Like some people use drugs or alcohol to mask their troubles, others use herbal lavender fizzy bath balls with natural botanical extracts.
There are two kinds of baths. There’s a bath taken as a means of cleaning the body. These aren’t so common, as showers make cleaning youself quicker and easier. Then there’s the bath taken as a recreational activity, which has created the cult of bath.
The whole idea is that in this modern world we live in, everything is really fast-paced, hectic and stressful. But all this fast-paced hectic stress can be magically undone by submersing the body in a tub full of warm water. No wait, something is missing. There also needs to be candles (electric light is too stressful, apparently), some incense or essential oils wafting around, some bubble bath (or is it a foaming soak?), and maybe some jazz or other background music to add to the bath experience.
The cult of bath has grown in recent years. Bubble bath, the former domain of little kids (“make bathtime fun time!”) and large bosomed women with bouffant hair-dos and champagne glasses, has become totally mainstream.

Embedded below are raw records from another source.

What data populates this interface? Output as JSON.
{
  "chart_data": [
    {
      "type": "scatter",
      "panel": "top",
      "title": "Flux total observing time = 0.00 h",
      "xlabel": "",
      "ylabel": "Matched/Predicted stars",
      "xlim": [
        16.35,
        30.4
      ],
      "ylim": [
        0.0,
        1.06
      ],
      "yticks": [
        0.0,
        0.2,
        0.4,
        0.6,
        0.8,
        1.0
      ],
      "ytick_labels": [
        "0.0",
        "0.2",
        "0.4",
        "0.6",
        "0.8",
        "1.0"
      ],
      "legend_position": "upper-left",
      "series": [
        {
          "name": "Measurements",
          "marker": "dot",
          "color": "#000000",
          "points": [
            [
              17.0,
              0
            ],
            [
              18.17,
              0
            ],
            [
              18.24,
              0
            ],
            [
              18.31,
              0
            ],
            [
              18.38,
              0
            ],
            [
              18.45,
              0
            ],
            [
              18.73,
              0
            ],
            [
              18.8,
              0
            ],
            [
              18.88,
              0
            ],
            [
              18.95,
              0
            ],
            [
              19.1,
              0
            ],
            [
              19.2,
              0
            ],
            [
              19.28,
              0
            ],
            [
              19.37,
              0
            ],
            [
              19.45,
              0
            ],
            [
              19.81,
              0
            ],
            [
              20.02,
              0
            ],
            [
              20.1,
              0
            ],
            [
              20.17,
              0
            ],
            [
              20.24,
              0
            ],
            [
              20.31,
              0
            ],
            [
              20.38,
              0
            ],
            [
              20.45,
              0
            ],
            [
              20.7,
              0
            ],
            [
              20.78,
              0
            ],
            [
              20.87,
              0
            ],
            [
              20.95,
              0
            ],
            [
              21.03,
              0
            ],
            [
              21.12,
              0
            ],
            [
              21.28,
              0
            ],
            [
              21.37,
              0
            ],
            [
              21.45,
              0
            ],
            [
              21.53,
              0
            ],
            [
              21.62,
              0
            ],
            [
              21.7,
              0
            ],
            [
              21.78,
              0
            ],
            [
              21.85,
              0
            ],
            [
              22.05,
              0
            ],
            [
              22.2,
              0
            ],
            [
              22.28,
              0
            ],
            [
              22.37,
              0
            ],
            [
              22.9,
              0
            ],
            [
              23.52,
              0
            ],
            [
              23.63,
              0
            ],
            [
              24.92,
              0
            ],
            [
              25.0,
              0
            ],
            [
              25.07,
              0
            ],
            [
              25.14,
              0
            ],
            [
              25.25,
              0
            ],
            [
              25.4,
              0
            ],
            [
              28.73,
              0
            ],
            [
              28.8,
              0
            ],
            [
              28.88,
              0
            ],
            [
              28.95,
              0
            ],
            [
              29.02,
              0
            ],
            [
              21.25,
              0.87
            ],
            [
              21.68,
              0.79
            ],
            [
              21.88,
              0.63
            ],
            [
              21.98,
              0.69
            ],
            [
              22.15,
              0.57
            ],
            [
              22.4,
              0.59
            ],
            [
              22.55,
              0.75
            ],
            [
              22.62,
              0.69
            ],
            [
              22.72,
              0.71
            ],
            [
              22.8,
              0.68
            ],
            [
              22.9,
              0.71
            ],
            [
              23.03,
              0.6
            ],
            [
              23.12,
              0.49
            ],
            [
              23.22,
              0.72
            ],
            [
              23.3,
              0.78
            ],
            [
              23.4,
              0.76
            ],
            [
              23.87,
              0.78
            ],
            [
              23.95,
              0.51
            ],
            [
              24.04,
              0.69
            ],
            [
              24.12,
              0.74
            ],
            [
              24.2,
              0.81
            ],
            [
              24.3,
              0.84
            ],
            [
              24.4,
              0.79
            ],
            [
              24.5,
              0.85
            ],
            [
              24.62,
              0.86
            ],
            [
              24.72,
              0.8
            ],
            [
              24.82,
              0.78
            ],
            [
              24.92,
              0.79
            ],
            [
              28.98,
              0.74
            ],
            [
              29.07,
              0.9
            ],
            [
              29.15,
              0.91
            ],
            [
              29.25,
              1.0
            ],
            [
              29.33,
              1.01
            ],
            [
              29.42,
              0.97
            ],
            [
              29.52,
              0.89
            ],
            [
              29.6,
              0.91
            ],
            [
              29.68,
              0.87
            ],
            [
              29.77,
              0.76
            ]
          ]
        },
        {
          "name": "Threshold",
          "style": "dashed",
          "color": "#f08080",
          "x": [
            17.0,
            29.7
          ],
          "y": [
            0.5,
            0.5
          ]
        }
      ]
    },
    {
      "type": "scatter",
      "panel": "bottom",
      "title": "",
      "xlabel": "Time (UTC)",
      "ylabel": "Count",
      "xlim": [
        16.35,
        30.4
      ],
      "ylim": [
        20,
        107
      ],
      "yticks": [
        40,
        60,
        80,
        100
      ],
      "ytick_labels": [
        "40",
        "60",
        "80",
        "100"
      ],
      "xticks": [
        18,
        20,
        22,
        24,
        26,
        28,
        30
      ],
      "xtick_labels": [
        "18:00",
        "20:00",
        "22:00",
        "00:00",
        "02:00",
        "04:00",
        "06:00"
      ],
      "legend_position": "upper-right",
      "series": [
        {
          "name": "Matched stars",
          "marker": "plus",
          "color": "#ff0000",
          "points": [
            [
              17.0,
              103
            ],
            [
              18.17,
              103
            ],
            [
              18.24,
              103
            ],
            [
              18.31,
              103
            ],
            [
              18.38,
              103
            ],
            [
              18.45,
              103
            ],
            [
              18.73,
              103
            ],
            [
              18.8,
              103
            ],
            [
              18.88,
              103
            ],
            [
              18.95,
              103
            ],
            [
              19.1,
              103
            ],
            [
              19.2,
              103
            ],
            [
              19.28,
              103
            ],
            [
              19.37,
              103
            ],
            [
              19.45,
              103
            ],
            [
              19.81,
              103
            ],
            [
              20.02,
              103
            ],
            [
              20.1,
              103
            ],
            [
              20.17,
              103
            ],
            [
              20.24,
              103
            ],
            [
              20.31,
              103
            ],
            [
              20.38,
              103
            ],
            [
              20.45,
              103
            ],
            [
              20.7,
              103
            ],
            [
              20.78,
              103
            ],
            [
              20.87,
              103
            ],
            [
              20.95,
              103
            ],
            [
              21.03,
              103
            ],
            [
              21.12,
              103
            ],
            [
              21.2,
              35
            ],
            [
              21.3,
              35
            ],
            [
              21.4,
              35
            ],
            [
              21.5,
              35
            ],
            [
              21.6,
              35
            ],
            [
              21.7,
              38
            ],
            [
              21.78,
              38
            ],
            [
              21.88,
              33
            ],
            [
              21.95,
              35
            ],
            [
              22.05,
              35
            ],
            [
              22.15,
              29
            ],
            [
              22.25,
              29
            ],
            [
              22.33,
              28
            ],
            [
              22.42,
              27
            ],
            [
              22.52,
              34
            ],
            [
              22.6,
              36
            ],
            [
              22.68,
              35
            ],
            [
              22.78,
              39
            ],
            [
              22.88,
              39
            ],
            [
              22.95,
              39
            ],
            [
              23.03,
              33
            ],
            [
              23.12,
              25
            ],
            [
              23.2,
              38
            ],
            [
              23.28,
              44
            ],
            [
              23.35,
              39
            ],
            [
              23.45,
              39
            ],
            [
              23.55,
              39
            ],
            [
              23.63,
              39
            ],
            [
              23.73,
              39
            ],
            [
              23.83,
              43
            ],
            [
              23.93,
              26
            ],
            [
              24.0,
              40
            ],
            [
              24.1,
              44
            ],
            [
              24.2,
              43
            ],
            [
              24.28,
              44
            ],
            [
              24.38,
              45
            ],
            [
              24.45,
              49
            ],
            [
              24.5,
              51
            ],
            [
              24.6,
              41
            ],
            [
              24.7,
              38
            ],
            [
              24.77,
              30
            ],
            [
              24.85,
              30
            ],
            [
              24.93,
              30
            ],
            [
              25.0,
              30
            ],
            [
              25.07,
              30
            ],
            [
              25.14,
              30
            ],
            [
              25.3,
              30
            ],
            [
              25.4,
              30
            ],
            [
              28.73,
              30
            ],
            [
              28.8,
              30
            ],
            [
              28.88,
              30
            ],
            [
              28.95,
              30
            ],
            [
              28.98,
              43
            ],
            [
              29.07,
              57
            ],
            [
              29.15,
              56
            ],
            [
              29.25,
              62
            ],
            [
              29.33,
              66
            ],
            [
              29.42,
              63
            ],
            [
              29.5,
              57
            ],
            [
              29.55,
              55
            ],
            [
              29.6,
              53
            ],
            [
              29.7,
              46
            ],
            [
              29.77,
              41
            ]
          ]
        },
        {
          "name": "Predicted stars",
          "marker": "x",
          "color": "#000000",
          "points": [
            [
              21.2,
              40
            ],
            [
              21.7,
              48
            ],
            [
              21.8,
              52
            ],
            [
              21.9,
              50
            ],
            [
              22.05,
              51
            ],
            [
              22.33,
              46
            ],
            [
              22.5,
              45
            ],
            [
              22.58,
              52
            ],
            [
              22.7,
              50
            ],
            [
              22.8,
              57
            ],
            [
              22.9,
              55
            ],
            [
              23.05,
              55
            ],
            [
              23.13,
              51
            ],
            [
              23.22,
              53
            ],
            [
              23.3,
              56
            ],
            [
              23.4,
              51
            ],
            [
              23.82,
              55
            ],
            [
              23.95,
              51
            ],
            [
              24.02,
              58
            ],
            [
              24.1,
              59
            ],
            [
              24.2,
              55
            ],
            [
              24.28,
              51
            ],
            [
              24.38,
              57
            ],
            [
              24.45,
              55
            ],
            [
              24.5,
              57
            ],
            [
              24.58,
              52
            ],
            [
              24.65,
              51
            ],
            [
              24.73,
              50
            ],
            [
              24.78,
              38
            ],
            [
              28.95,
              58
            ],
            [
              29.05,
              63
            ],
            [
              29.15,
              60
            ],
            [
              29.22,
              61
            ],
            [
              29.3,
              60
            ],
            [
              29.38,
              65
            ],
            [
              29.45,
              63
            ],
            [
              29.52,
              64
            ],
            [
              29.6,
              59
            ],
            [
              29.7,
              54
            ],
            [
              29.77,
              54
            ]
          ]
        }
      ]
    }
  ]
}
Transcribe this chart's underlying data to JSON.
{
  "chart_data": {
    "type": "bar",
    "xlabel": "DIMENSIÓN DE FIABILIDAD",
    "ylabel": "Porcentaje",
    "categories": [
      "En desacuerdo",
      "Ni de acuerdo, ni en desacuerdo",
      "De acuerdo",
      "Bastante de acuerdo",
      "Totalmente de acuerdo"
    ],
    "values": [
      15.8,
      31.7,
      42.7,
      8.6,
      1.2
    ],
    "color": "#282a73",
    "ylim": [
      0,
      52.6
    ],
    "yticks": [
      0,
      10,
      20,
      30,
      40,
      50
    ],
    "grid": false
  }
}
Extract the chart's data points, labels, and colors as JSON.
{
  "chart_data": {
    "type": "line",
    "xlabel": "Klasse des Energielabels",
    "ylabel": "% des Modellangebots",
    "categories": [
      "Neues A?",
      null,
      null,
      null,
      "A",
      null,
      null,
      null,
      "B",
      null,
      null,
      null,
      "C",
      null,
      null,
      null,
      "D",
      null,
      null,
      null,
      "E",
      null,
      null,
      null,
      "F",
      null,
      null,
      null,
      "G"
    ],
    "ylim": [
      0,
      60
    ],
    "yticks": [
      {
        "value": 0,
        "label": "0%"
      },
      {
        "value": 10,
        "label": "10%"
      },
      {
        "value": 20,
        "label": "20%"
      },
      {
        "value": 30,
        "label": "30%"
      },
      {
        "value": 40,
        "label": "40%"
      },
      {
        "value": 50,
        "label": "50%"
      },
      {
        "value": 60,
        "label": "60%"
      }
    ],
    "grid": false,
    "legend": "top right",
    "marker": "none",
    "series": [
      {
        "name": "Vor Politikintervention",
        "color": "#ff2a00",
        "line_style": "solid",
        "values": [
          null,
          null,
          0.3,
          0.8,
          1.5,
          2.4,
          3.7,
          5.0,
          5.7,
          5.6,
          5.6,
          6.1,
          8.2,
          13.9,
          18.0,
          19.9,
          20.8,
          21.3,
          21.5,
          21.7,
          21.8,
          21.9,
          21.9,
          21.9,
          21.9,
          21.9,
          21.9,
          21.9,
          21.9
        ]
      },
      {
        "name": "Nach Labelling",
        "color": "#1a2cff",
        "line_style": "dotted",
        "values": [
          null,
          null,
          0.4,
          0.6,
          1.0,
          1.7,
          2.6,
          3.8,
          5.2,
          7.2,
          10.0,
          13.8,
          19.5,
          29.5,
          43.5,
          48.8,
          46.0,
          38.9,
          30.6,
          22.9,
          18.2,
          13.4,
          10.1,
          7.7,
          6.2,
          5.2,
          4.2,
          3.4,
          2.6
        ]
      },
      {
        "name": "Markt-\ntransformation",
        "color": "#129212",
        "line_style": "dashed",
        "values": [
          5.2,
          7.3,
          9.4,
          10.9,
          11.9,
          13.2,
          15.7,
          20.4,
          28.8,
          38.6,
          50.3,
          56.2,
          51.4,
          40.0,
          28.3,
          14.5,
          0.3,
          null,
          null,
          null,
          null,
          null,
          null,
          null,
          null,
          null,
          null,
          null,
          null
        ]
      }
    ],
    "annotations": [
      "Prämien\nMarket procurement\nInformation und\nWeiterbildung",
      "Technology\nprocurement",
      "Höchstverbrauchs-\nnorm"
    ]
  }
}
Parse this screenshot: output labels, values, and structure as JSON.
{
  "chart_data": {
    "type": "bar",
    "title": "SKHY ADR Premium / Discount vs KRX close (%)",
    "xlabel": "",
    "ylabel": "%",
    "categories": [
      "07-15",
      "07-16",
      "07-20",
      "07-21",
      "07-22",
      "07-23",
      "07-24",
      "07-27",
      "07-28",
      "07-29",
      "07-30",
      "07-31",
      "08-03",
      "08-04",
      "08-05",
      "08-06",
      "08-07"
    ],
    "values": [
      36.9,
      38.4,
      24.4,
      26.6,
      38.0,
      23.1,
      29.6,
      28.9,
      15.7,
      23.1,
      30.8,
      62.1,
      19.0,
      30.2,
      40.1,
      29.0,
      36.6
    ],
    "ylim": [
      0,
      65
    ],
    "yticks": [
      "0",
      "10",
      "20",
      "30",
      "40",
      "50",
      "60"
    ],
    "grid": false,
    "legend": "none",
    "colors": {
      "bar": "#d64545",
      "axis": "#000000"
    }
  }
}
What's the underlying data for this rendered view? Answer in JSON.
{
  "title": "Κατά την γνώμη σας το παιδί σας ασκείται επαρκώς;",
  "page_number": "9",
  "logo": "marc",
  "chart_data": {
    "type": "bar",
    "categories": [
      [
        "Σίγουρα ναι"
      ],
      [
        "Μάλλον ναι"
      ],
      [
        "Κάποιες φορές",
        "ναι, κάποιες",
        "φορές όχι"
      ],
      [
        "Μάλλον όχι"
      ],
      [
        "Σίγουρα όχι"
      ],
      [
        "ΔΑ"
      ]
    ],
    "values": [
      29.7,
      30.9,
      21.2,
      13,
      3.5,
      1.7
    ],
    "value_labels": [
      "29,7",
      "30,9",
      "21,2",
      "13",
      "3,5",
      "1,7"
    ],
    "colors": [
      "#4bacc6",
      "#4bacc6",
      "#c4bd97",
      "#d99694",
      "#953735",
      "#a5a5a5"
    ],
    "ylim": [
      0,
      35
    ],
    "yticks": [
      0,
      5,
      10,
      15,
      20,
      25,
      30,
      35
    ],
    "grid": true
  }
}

Producing bubbles isn’t enough for a modern bubble bath. There has to be something else to give it that extra special touch. Natural ingedients are important. Even if the amount of rose extract is so small that by the time it gets in the water it’s practically non-existant with dilituion, that doesn’t matter. It’s something real and natural in this fast-paced, hectic, stressful world.
Also important is for the bubble bath to have an aromatherapy componant. This basically translates to a really strong smell. The idea being that soothing smells make people feel better. They also make people smell like cheap bubble bath.
Then there’s colourtherapy, which is just an excuse to dye the bubble bath garish shades of orange, and somehow the get-up-and-go of the colour orange will soak through to the bath-taker.
The cult of the bath has started to infiltrate shower culture too. When is hot water not soothing and relaxing? When it’s 7.00am and it’s spraying at you from a shower nozzle. The wonderful world of shower gel is the flipside of bubble bath. The ingredients are mostly the same, the only difference being that while bubble bath relaxes, shower gel invigourates.
I’ve noticed at my local supermarket the flavours of shower gel that always seem to sell the most are the ones that purport to be the shower-gel-equivalent of a cup of coffee. They are usually orange in colour and have a citrus fragrance. Grapefruit is popular, possibly as an alternative to eating one for breakfast. But, just as coffee isn’t a substitute for sleep, neither is shower gel.
My favourite cheap-crap shop has an exceptionally large range of bad bubble bath. For small dollar amounts you can buy really cheap-arse bubble bath. The packaging of some stuff is amazing. Some bottles come on sushi rolling mats and a pseudo feng shui design, others have bits of twine wrapped around to give it an earthy look.
There’s also stuff that gets described with phrases like “soothing muscle soak”. Well, I think it’s really the skin that’s being soaked in it. But it they’re going to include stuff that’s under the skin, it could be “caressing kidney soak” or “luscious lung lather”. Could there be a market for that?
Taking a bath can be really nice, but all the candles, bubble bath and other acoutrements won’t really make it anything other than a tub full of hot water. Like booze or drugs, a hot bath won’t make the troubles of the world go away, but it might make them seem less significant.
And remember: a bath may feel soothing, but it’s only one degree of separation from a spa pool full of fat people.